Studies of popular music encompass a range of approaches from musicological, whereby music is commonly analyzed as a text, to sociological, which tends to focus on the social uses of popular music and the dynamic and interactive relationship between popular music, culture, and society. Popular music is commonly understood as being intrinsically linked to popular culture. Sociological studies of popular music audiences tend to use either questionnaire-based survey methods; ethnographic approaches, such as participant observation and in-depth interviewing; or a combination of the two. .
             Through survey research, tastes in popular music are understood as being shaped by a person's gender, age, social class background, and race/ethnicity.
             To a certain extent, sociological approaches to studying popular music stem from cultural studies, an offshoot of sociology developed primarily in the 1970's at the Centre for Contemporary Cultural Studies (CCCS) in Birmingham, England, led by Richard Hoggart and later Stuart Hall.

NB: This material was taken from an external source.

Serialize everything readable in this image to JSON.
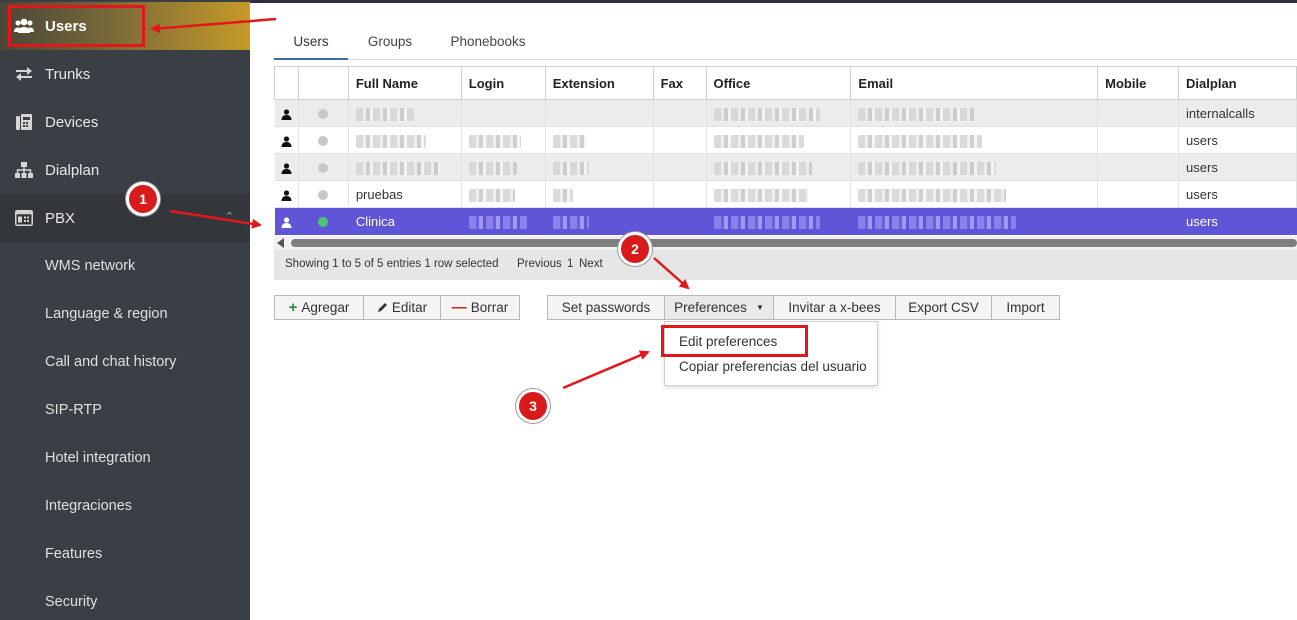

A number of notable popular music theorists worked at the CCCS, including Dick Hebdige, Iain Chambers, Angela McRobbie, and Paul Willis. A major focus of the CCCS was the study of youth culture and subcultural analysis; subsequently, popular music was perceived as central to adolescent resistance, understood as key to the development of sociology of youth, and viewed as a crucial realm of youth consumption practices and identification. Thus, popular music research since the 1970's has tended to focus on teenagers and groups of youths that coalesce around particular music styles.
             Few academic studies of popular music existed pre-1970, and the subject received relatively little scholarly attention during the 1970's and 1980's, with the exception of aforementioned theorists that worked at institutions such as the CCCS and key theorists such as Lawrence Grossberg in the United States and Simon Frith in the United Kingdom.